Ce qui faisait toute la valeur du sacrifice de sa relation avec Mélusine, c'était le besoin viscéral, quasi vital, qu'il a d'elle.
La sensation qu'il a d'être guéri et de s'être retrouvé lui-même lui dit que faire ce sacrifice était, et serait encore, une erreur.
Sans parler de son caractère unilatéral et de la souffrance qu'il infligerait inévitablement à Mélusine. Il a commis cette erreur une fois. Il n'a pas envie de la commettre une deuxième. Il ne veut pas la reperdre - parce que cette fois, il le sent, il le sait, ce serait définitif. Qu'elle ait pu lui pardonner une fois est déjà un miracle en soi. Et en partant, elle lui arracherait la moitié de lui-même. Il ferme les yeux, il soupire. Il ne peut pas. Ses mains se referment sur elle comme des pinces de métal.
- Aoutcha, Siegfried, tu me fais mal.
Les pinces de métal s'adoucissent, se font caressantes pour estomper la douleur.
- Pardon, Mélusine. Pardon.
Il n'y peut rien, il ne peut pas s'en empêcher. C'est sa Mélusine. Il ne la perdra pas, cette fois. Il la gardera. Tant pis pour le prix à payer.

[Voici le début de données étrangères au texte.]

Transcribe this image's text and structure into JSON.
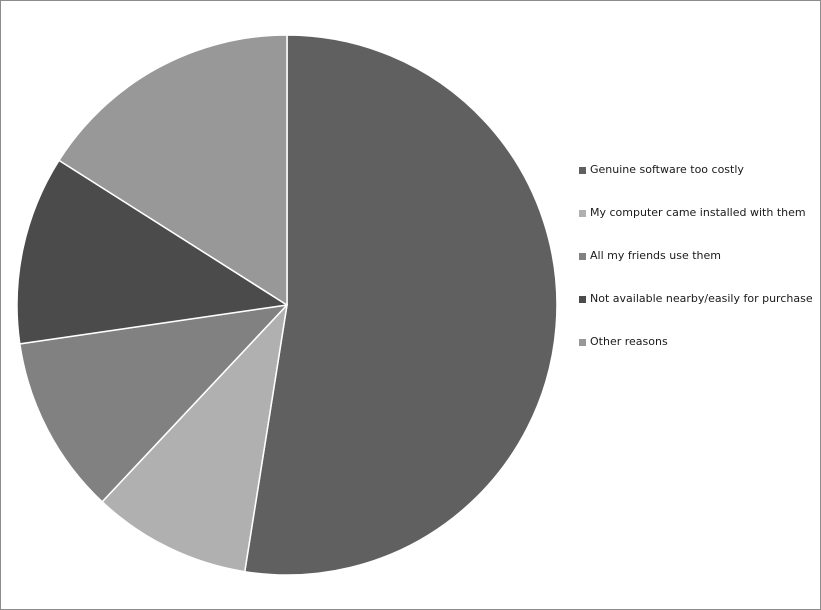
{
  "chart_data": {
    "type": "pie",
    "title": "",
    "slices": [
      {
        "label": "Genuine software  too costly",
        "value": 52.5,
        "color": "#606060"
      },
      {
        "label": "My computer  came installed with  them",
        "value": 9.5,
        "color": "#b0b0b0"
      },
      {
        "label": "All my friends use them",
        "value": 10.7,
        "color": "#818181"
      },
      {
        "label": "Not  available  nearby/easily for purchase",
        "value": 11.3,
        "color": "#4b4b4b"
      },
      {
        "label": "Other reasons",
        "value": 16.0,
        "color": "#989898"
      }
    ],
    "legend": {
      "position": "right"
    },
    "start_angle_deg": 0,
    "direction": "clockwise"
  }
}
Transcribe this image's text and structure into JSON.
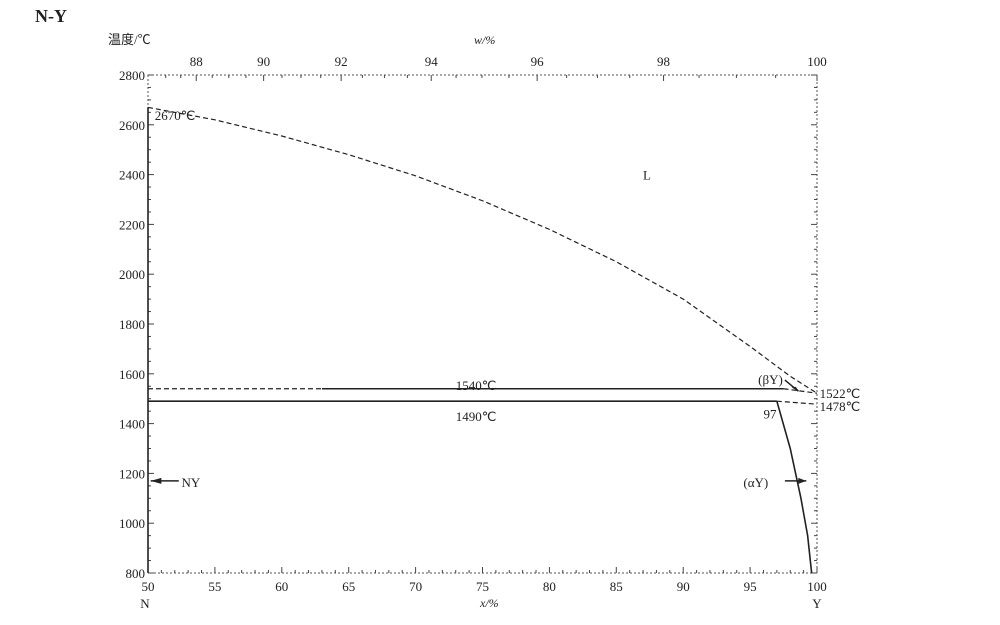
{
  "chart_data": {
    "type": "line",
    "title": "N-Y",
    "ylabel": "温度/℃",
    "xlabel": "x/%",
    "x2label": "w/%",
    "ylim": [
      800,
      2800
    ],
    "xlim": [
      50,
      100
    ],
    "yticks": [
      800,
      1000,
      1200,
      1400,
      1600,
      1800,
      2000,
      2200,
      2400,
      2600,
      2800
    ],
    "xticks": [
      50,
      55,
      60,
      65,
      70,
      75,
      80,
      85,
      90,
      95,
      100
    ],
    "x2ticks": [
      88,
      90,
      92,
      94,
      96,
      98,
      100
    ],
    "end_labels": {
      "left": "N",
      "right": "Y"
    },
    "series": [
      {
        "style": "dashed",
        "points": [
          [
            50,
            2670
          ],
          [
            55,
            2620
          ],
          [
            60,
            2555
          ],
          [
            65,
            2480
          ],
          [
            70,
            2395
          ],
          [
            75,
            2295
          ],
          [
            80,
            2180
          ],
          [
            85,
            2050
          ],
          [
            90,
            1900
          ],
          [
            95,
            1710
          ],
          [
            98,
            1590
          ],
          [
            100,
            1522
          ]
        ]
      },
      {
        "style": "solid",
        "points": [
          [
            50,
            800
          ],
          [
            50,
            2670
          ]
        ]
      },
      {
        "style": "dashed",
        "points": [
          [
            50,
            1540
          ],
          [
            63,
            1540
          ]
        ]
      },
      {
        "style": "solid",
        "points": [
          [
            63,
            1540
          ],
          [
            97.5,
            1540
          ]
        ]
      },
      {
        "style": "dashed",
        "points": [
          [
            97.5,
            1540
          ],
          [
            100,
            1522
          ]
        ]
      },
      {
        "style": "solid",
        "points": [
          [
            50,
            1490
          ],
          [
            97,
            1490
          ]
        ]
      },
      {
        "style": "dashed",
        "points": [
          [
            97,
            1490
          ],
          [
            100,
            1478
          ]
        ]
      },
      {
        "style": "solid",
        "points": [
          [
            97,
            1490
          ],
          [
            98,
            1300
          ],
          [
            98.8,
            1100
          ],
          [
            99.3,
            950
          ],
          [
            99.6,
            800
          ]
        ]
      }
    ],
    "annotations": [
      {
        "text": "2670℃",
        "x": 50.5,
        "y": 2640
      },
      {
        "text": "L",
        "x": 87,
        "y": 2400
      },
      {
        "text": "1540℃",
        "x": 73,
        "y": 1555
      },
      {
        "text": "1490℃",
        "x": 73,
        "y": 1430
      },
      {
        "text": "(βY)",
        "x": 95.6,
        "y": 1580
      },
      {
        "text": "1522℃",
        "x": 100.2,
        "y": 1522
      },
      {
        "text": "1478℃",
        "x": 100.2,
        "y": 1470
      },
      {
        "text": "97",
        "x": 96,
        "y": 1440
      },
      {
        "text": "NY",
        "x": 52.5,
        "y": 1165
      },
      {
        "text": "(αY)",
        "x": 94.5,
        "y": 1165
      }
    ],
    "grid": false
  }
}
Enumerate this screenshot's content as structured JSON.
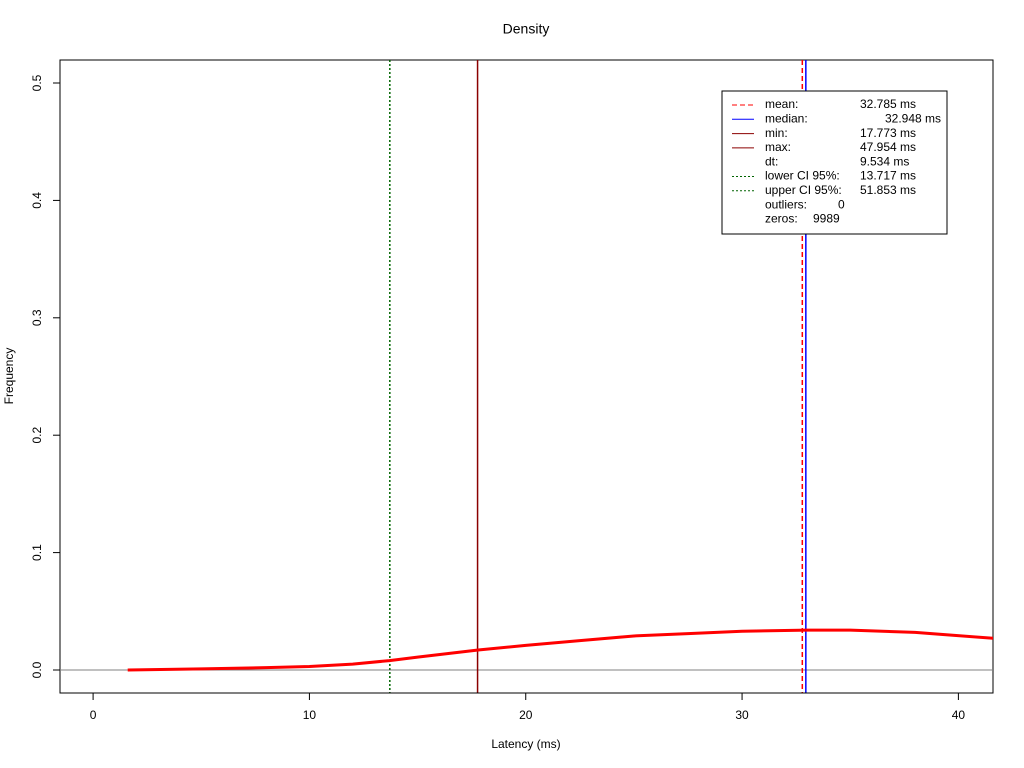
{
  "chart_data": {
    "type": "line",
    "title": "Density",
    "xlabel": "Latency (ms)",
    "ylabel": "Frequency",
    "xlim": [
      -1.53,
      41.6
    ],
    "ylim": [
      -0.0196,
      0.5196
    ],
    "xticks": [
      0,
      10,
      20,
      30,
      40
    ],
    "yticks": [
      {
        "value": 0,
        "label": "0.0"
      },
      0.1,
      0.2,
      0.3,
      0.4,
      0.5
    ],
    "series": [
      {
        "name": "density",
        "color": "#ff0000",
        "x": [
          1.6,
          5,
          8,
          10,
          12,
          13.7,
          15,
          17.8,
          20,
          22.5,
          25,
          27.5,
          30,
          33,
          35,
          38,
          41.6
        ],
        "values": [
          0.0,
          0.001,
          0.002,
          0.003,
          0.005,
          0.008,
          0.011,
          0.017,
          0.021,
          0.025,
          0.029,
          0.031,
          0.033,
          0.034,
          0.034,
          0.032,
          0.027
        ]
      }
    ],
    "baseline_color": "#808080",
    "legend": [
      {
        "name": "mean:",
        "value": 32.785,
        "value_label": "32.785 ms",
        "color": "#ff0000",
        "style": "dashed"
      },
      {
        "name": "median:",
        "value": 32.948,
        "value_label": "32.948 ms",
        "color": "#0000ff",
        "style": "solid"
      },
      {
        "name": "min:",
        "value": 17.773,
        "value_label": "17.773 ms",
        "color": "#8b0000",
        "style": "solid"
      },
      {
        "name": "max:",
        "value": 47.954,
        "value_label": "47.954 ms",
        "color": "#8b0000",
        "style": "solid"
      },
      {
        "name": "dt:",
        "value": 9.534,
        "value_label": "9.534 ms"
      },
      {
        "name": "lower CI 95%:",
        "value": 13.717,
        "value_label": "13.717 ms",
        "color": "#006400",
        "style": "dotted"
      },
      {
        "name": "upper CI 95%:",
        "value": 51.853,
        "value_label": "51.853 ms",
        "color": "#006400",
        "style": "dotted"
      },
      {
        "name": "outliers:",
        "value": 0
      },
      {
        "name": "zeros:",
        "value": 9989
      }
    ]
  }
}
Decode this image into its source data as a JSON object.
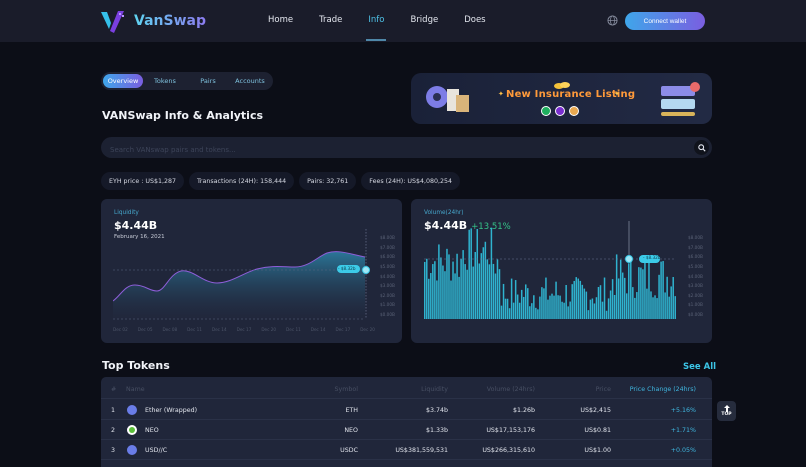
{
  "nav": {
    "brand": "VanSwap",
    "links": [
      {
        "label": "Home",
        "active": false
      },
      {
        "label": "Trade",
        "active": false
      },
      {
        "label": "Info",
        "active": true
      },
      {
        "label": "Bridge",
        "active": false
      },
      {
        "label": "Does",
        "active": false
      }
    ],
    "language_icon": "globe-icon",
    "connect_label": "Connect  wallet"
  },
  "tabs": [
    {
      "label": "Overview",
      "active": true
    },
    {
      "label": "Tokens",
      "active": false
    },
    {
      "label": "Pairs",
      "active": false
    },
    {
      "label": "Accounts",
      "active": false
    }
  ],
  "page_title": "VANSwap Info & Analytics",
  "banner": {
    "title": "New Insurance Listing"
  },
  "search": {
    "placeholder": "Search VANswap pairs and tokens...",
    "value": "",
    "icon": "search-icon"
  },
  "stats": [
    "EYH price : US$1,287",
    "Transactions (24H): 158,444",
    "Pairs: 32,761",
    "Fees (24H): US$4,080,254"
  ],
  "liquidity_card": {
    "label": "Liquidity",
    "value": "$4.44B",
    "date": "February 16, 2021",
    "tooltip": "- $8.32b",
    "y_ticks": [
      "$8.00B",
      "$7.00B",
      "$6.00B",
      "$5.00B",
      "$4.00B",
      "$3.00B",
      "$2.00B",
      "$1.00B",
      "$0.00B"
    ],
    "x_ticks": [
      "Dec 02",
      "Dec 05",
      "Dec 08",
      "Dec 11",
      "Dec 14",
      "Dec 17",
      "Dec 20",
      "Dec 11",
      "Dec 14",
      "Dec 17",
      "Dec 20"
    ]
  },
  "volume_card": {
    "label": "Volume(24hr)",
    "value": "$4.44B",
    "change": "+13.51%",
    "tooltip": "- $8.32b",
    "y_ticks": [
      "$8.00B",
      "$7.00B",
      "$6.00B",
      "$5.00B",
      "$4.00B",
      "$3.00B",
      "$2.00B",
      "$1.00B",
      "$0.00B"
    ]
  },
  "top_tokens": {
    "title": "Top Tokens",
    "see_all": "See All",
    "columns": [
      "#",
      "Name",
      "Symbol",
      "Liquidity",
      "Volume (24hrs)",
      "Price",
      "Price Change (24hrs)"
    ],
    "rows": [
      {
        "rank": "1",
        "name": "Ether (Wrapped)",
        "symbol": "ETH",
        "liquidity": "$3.74b",
        "volume": "$1.26b",
        "price": "US$2,415",
        "change": "+5.16%",
        "icon_color": "#6a7de8",
        "icon": "eth-icon"
      },
      {
        "rank": "2",
        "name": "NEO",
        "symbol": "NEO",
        "liquidity": "$1.33b",
        "volume": "US$17,153,176",
        "price": "US$0.81",
        "change": "+1.71%",
        "icon_color": "#7bd14a",
        "icon": "neo-icon"
      },
      {
        "rank": "3",
        "name": "USD//C",
        "symbol": "USDC",
        "liquidity": "US$381,559,531",
        "volume": "US$266,315,610",
        "price": "US$1.00",
        "change": "+0.05%",
        "icon_color": "#6a7de8",
        "icon": "usdc-icon"
      }
    ]
  },
  "top_button": "TOP",
  "colors": {
    "accent": "#3cc6e8",
    "positive": "#35c48a",
    "bar": "#2fb3cf",
    "background": "#0c0e17",
    "card": "#20263a"
  }
}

Mais ses yeux maintenant regardent au loin, cherchant une solution à son problème au-delà de l'horizon.
Sauf que comme il aurait pu s'y attendre, l'horizon, tout comme Dieu, reste désespérément muet et sourd à ses appels.
Il ne voit pas ce qu'il pourrait donner de plus que tout ce qu'il a déjà donné jusqu'à présent, et tout ce qu'il donne encore maintenant. En vain. Il ne continuera pas à sacrifier Mélusine en vain.
Mais il n'a plus rien à donner d'autre.
Il est déjà devenu l'homme pieux qu'il n'a jamais été dans sa jeunesse. Il a renoncé aux plaisirs de la vie, il se tempère au maximum dans tout ce à quoi son statut et son rang l'empêchent de renoncer, il fait des largesses avec sa fortune et les gardiens de la religion en sont les tout premiers bénéficiaires. Il élève ses enfants avec sévérité, il mène ses gens de maison à la baguette de ses colères et le petit peuple de son comté avec une inflexible droiture. Il prend soin de montrer à tous où est le droit chemin. Sincèrement, il ne voit pas ce que quiconque pourrait encore lui demander de plus.
Et pourtant... aucun soulagement. Aucun déclic, aucun signe qui lui indique que ses sacrifices ont servi à quelque chose. Aucun couteau ne tranche ce nœud coulant qui lui enserre l'estomac parfois jusqu'à la nausée.
Alors... à quoi bon. À quoi bon sacrifier encore la seule qui lui permette de récupérer le peu qu'il reste encore de son âme, de son vrai moi... si de toute façon cela ne sert à rien ?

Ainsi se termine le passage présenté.